李雙江本來平靜的麵容在看見手機內容以後,眉頭越皺越深,到最後吐出口氣抬頭看了奚玥一眼。
本來應該盤問很長時間的走訪,草草結束,陳夏和李雙江急匆匆離開了。
“隊長,我們就這樣走了?”陳夏不明所以的問到。
“沒看見上級說了什麼嗎?她完全排除嫌疑,再問下去也是浪費時間。”
目送他們走遠,奚玥也轉身回屋。腳步一頓,拐進了旁邊偏僻的屋裏。
啪。
燈光打開,隻有屋裏占地三分之二的銅像,銅像頭上蓋著塊紅布,沒有臉,呈盤坐狀,手拿一塊無字碑抱在懷中。
麵前的三腳銅鼎還插著三支已經燃盡的香,奚玥默默上前從櫃子裏抽出三支香點燃插上。
做完就關上木門出去了,黑暗中的香燃著腥紅,兩根燒得快,到了一半,中間一根像是還沒開始燃燒。呈現兩短一長的模樣。
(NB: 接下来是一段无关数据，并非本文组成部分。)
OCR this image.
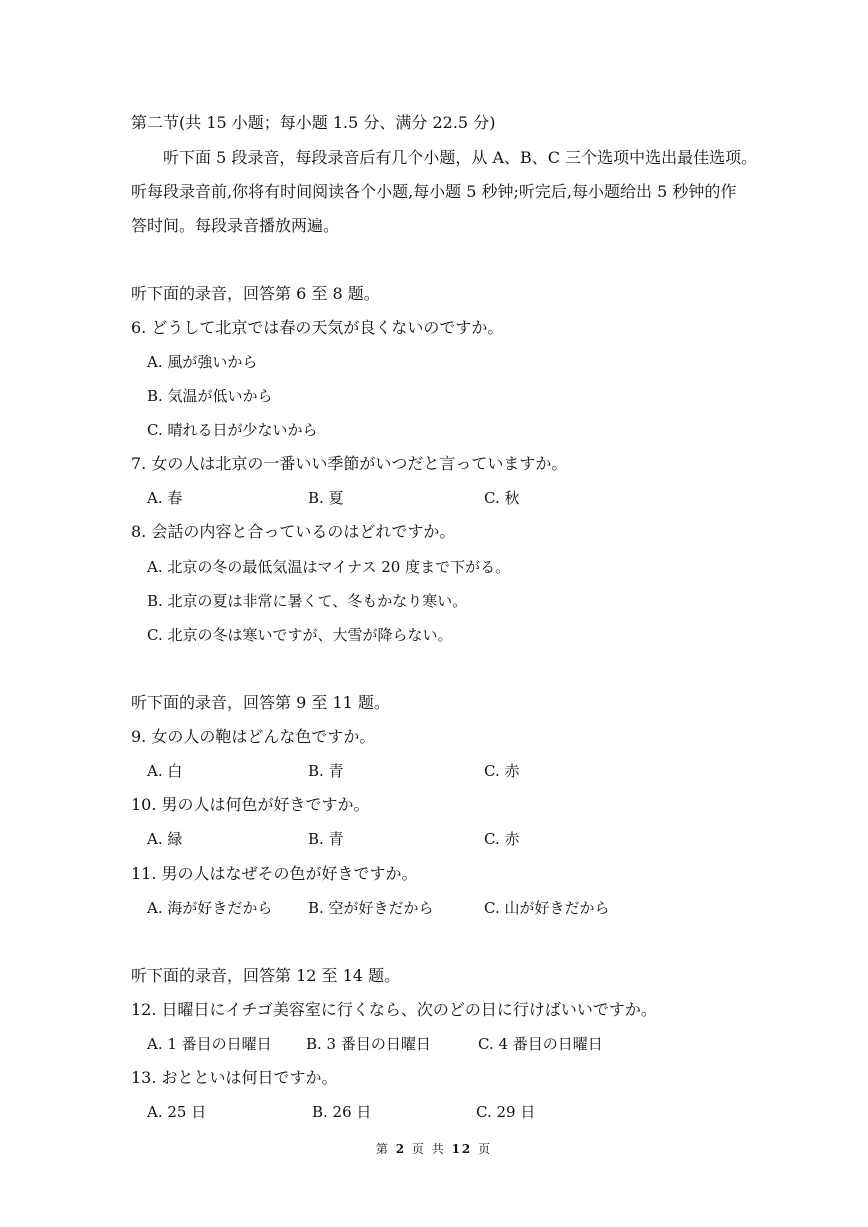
第二节(共 15 小题；每小题 1.5 分、满分 22.5 分)
听下面 5 段录音，每段录音后有几个小题，从 A、B、C 三个选项中选出最佳选项。
听每段录音前,你将有时间阅读各个小题,每小题 5 秒钟;听完后,每小题给出 5 秒钟的作
答时间。每段录音播放两遍。
听下面的录音，回答第 6 至 8 题。
6. どうして北京では春の天気が良くないのですか。
A. 風が強いから
B. 気温が低いから
C. 晴れる日が少ないから
7. 女の人は北京の一番いい季節がいつだと言っていますか。
A. 春	B. 夏	C. 秋
8. 会話の内容と合っているのはどれですか。
A. 北京の冬の最低気温はマイナス 20 度まで下がる。
B. 北京の夏は非常に暑くて、冬もかなり寒い。
C. 北京の冬は寒いですが、大雪が降らない。
听下面的录音，回答第 9 至 11 题。
9. 女の人の鞄はどんな色ですか。
A. 白	B. 青	C. 赤
10. 男の人は何色が好きですか。
A. 緑	B. 青	C. 赤
11. 男の人はなぜその色が好きですか。
A. 海が好きだから B. 空が好きだから	C. 山が好きだから
听下面的录音，回答第 12 至 14 题。
12. 日曜日にイチゴ美容室に行くなら、次のどの日に行けばいいですか。
A. 1 番目の日曜日 B. 3 番目の日曜日	C. 4 番目の日曜日
13. おとといは何日ですか。
A. 25 日	B. 26 日	C. 29 日
第 2 页 共 12 页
本來萬裏晴空的天氣似乎烏下來了,奚玥抬頭奇怪的看了看。
穿上黑色薄外套將手電筒和手機放進寬大的口袋裏,套上運動鞋就急匆匆出門了。
土路旁邊是一片片水田,奚玥決定去幾裏外外公外婆家問問手上的手電筒。
現在年輕人鮮少見用這種手電筒,在自己這種小地方倒是普遍,就是按鈕出的大紅花和破舊讓她想到自己或許可以問問老一輩具體賣家地址。